Pero ese perfil resulta que se opone a todo lo que ese grupo especial, ahora de decenas de agentes perfiladores, ha elaborado como perfil de Unabomber durante los cuatro o cinco años de trabajo que llevan sobre el asunto, y que se compendia en dos líneas a máquina: algo así como hombre casado, cuarentón, de profesión mecánico probablemente de aviones. Pero el perfil de Fitzgerald, que confirma y extiende con el manifiesto, es de varios folios (y además va dando en la diana: tío aislado, asocial, universitario, etc.) y por supuesto a sus jefes no les gusta nada; una vez más, ¿te crees más listo que todos los demás?
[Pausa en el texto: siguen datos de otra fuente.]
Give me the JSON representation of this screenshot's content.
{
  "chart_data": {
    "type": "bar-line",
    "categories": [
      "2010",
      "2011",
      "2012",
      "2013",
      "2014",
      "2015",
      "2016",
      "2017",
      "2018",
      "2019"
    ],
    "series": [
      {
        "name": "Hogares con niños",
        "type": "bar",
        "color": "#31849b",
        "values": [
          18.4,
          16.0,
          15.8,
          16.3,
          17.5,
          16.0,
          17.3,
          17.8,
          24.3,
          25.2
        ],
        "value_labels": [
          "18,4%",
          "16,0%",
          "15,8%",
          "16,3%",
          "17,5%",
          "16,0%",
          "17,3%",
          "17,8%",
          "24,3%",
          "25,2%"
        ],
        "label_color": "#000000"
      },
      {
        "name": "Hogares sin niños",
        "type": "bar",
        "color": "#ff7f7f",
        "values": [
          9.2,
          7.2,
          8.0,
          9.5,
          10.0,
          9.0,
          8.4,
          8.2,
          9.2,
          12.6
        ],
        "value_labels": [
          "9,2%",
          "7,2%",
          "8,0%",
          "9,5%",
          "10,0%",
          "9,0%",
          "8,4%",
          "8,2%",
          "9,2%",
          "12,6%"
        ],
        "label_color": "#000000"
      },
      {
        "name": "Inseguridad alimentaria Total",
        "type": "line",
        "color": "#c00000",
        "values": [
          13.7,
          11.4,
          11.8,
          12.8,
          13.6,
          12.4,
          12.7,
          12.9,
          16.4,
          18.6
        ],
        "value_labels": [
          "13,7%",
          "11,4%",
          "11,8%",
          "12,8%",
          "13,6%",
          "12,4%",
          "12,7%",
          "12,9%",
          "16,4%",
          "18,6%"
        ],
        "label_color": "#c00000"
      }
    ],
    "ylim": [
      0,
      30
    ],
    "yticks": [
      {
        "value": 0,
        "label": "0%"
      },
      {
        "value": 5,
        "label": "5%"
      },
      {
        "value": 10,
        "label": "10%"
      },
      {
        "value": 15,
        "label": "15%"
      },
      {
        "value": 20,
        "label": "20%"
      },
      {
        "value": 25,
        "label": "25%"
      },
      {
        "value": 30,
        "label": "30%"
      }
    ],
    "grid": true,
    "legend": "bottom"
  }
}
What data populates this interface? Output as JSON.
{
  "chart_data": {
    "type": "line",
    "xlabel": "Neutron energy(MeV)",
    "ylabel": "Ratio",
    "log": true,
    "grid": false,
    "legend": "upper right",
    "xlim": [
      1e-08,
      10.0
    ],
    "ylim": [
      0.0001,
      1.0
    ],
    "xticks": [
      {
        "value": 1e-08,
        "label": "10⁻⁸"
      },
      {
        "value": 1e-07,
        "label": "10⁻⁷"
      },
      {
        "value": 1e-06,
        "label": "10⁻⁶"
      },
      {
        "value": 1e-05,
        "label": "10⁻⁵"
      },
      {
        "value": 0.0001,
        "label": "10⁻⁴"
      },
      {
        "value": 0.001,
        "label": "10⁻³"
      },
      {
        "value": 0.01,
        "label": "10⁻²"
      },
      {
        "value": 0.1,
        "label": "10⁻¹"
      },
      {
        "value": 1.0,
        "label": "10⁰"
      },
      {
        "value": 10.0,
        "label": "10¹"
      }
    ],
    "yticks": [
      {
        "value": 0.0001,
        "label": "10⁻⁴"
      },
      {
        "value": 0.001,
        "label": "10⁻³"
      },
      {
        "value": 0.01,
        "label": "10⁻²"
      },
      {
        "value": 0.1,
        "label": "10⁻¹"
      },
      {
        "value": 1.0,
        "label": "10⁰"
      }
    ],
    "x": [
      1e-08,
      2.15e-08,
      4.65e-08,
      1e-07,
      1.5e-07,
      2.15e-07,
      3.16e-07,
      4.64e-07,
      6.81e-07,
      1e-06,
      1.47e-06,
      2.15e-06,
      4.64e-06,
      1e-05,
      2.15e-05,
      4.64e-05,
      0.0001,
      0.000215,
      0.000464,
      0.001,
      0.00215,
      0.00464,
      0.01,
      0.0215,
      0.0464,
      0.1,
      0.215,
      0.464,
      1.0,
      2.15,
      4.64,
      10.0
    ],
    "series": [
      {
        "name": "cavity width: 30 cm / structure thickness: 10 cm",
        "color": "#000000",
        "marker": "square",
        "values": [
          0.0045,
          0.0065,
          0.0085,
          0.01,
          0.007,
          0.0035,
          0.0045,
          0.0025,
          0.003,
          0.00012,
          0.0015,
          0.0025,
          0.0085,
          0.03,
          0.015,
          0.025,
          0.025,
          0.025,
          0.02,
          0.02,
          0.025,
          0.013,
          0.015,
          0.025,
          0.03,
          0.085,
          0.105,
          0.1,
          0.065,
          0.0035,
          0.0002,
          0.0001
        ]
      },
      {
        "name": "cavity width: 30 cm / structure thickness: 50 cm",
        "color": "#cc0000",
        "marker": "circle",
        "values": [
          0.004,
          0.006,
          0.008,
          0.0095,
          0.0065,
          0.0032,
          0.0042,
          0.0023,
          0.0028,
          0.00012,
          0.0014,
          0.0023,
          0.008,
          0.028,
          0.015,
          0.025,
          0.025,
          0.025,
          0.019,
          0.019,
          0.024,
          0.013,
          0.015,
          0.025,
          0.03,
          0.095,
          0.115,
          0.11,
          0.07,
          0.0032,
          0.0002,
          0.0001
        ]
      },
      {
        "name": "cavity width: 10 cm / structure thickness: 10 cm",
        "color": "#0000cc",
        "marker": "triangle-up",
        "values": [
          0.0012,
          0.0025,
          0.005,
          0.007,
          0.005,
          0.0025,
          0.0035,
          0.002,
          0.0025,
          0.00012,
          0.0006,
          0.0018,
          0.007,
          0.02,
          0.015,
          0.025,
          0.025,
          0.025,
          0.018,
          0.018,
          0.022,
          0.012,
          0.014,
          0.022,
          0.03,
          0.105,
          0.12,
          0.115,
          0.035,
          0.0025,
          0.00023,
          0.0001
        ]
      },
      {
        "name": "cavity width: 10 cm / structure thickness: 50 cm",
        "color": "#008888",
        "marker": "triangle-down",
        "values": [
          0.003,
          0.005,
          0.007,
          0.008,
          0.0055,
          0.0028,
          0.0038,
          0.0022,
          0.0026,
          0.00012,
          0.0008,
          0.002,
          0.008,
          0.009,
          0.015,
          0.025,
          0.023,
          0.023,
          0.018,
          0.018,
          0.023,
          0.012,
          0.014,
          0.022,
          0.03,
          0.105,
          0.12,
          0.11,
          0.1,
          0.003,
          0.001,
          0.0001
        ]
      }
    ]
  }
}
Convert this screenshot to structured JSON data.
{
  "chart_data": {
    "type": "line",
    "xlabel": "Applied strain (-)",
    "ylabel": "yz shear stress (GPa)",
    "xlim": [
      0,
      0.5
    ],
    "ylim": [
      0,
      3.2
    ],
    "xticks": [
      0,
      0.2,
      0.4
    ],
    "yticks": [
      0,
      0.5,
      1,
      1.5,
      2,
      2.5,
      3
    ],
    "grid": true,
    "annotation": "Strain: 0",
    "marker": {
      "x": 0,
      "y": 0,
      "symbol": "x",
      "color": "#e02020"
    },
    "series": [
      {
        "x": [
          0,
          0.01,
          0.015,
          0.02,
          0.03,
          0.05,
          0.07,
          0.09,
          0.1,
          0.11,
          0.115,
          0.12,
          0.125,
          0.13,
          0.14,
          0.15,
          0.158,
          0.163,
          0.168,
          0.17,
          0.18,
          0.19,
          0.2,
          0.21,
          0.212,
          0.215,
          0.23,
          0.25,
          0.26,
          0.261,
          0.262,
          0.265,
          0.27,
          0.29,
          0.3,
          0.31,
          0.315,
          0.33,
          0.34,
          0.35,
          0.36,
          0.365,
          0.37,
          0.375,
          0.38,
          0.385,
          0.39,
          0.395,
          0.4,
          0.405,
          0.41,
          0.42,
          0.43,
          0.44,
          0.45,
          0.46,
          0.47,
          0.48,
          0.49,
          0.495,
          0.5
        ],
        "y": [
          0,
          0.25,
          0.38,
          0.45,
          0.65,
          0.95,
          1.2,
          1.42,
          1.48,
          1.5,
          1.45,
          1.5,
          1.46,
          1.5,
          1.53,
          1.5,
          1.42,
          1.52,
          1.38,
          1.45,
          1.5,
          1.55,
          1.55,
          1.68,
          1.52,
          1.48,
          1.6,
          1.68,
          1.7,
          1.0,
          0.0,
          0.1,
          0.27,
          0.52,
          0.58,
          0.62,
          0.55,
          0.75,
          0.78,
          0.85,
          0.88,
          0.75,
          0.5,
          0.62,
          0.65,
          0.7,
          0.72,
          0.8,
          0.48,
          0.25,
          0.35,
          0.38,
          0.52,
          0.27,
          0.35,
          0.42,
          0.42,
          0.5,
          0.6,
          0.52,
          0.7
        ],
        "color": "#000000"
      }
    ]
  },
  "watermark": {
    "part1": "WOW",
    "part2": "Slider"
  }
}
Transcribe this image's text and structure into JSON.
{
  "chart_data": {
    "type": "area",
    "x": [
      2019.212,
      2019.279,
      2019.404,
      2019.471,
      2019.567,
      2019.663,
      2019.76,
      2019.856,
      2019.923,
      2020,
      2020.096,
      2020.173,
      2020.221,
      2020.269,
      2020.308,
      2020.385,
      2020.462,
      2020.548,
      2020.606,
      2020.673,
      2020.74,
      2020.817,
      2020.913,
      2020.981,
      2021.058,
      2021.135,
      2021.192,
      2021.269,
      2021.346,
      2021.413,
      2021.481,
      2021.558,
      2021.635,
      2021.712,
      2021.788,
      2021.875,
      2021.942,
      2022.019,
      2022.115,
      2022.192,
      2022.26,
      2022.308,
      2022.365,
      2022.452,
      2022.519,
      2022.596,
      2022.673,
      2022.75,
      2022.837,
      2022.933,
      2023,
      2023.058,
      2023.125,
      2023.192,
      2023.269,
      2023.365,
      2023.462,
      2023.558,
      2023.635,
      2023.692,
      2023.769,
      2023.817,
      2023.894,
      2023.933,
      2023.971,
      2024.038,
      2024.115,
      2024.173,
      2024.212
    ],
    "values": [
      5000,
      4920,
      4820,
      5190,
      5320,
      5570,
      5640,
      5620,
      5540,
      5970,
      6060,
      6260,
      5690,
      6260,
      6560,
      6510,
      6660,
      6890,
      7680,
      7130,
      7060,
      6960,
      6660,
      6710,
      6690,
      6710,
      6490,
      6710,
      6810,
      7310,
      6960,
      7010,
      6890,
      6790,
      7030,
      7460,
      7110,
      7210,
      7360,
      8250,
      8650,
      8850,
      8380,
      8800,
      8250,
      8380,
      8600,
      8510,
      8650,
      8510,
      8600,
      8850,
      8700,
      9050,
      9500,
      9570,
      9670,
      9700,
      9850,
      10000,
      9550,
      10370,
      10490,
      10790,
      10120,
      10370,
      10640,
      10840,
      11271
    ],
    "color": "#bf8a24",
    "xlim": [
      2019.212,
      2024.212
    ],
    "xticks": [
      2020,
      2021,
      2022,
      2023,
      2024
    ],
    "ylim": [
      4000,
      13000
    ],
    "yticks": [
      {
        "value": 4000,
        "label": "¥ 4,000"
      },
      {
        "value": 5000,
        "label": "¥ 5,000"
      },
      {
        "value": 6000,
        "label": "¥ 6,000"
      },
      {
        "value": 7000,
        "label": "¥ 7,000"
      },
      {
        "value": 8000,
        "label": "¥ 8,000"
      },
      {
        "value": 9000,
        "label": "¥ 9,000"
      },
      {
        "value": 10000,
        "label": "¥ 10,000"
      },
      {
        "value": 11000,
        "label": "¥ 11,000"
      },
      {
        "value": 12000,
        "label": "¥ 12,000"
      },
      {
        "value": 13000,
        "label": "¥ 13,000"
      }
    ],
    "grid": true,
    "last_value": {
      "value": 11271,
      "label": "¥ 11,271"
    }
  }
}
Ahí es donde ambas series, Mindhunter y Manhunt, confluyen o quizá todo lo contrario, pero nos hacen cavilar: resulta que todo el esfuerzo de los protagonistas de la primera, con los que tanto hemos empatizado, a los pocos años ha llegado a eso: a dos líneas perfectamente equivocadas como perfil de un terrorista que, en efecto, deja más migas que Pulgarcito.

«Lingüística forense», la llaman muy pronto, al principio despectivos, los jefazos del analista Fitzgerald. Qué buena expresión. El caso es que, veinticinco años después nos resulta de lo más normal eso de analizar el idioma de alguien para reconocerlo. ¿Por qué es tan viscosa la realidad administrativa o institucional u oficial para todos los avances? Algo a modo de epílogo, Manhunt nos muestra a Fitzgerald, pasado el tiempo, agotado de pelear, prácticamente fuera del sistema, viviendo casi como vivía Unabomber en plan cabaña y bosque. Sin embargo, algo como esa lingüística forense que prácticamente inventó él contra viento y marea sí que ha quedado como recurso potente y sólido de investigaciones policiales (y por supuesto, porque ya se venía haciendo, arqueológico-literarias), mientras que esos «perfiles psicológicos» policiales, que por cierto se han copiado se diría que hasta infantilmente por las policías de medio mundo, demostraron entonces y siguen demostrando en la actualidad que si suena la flauta, suena como le suena al burro de la fábula.

Como mínimo, tenemos que traer aquí uno de esos moscones conceptuales con los que tanto nos divertimos en esta web: los perfiles, para empezar, incluyen la viga maestra de «este tío tiene antecedentes (o no los tiene)»; de ser eso tan importante como se supondría por su jerarquía en esos protocolos de actuación y evaluación, no habría delitos. Porque da la impresión (en Manhunt no es impresión: lo hacen expresamente) de que hay que descartar como delincuente a aquel que todavía no lo ha sido, de modo que, visiblemente, nadie podría empezar a ser delincuente. Vaya aporía más tonta. Y entre eso, y un buen análisis del idiolecto, ¿con qué preferimos quedarnos?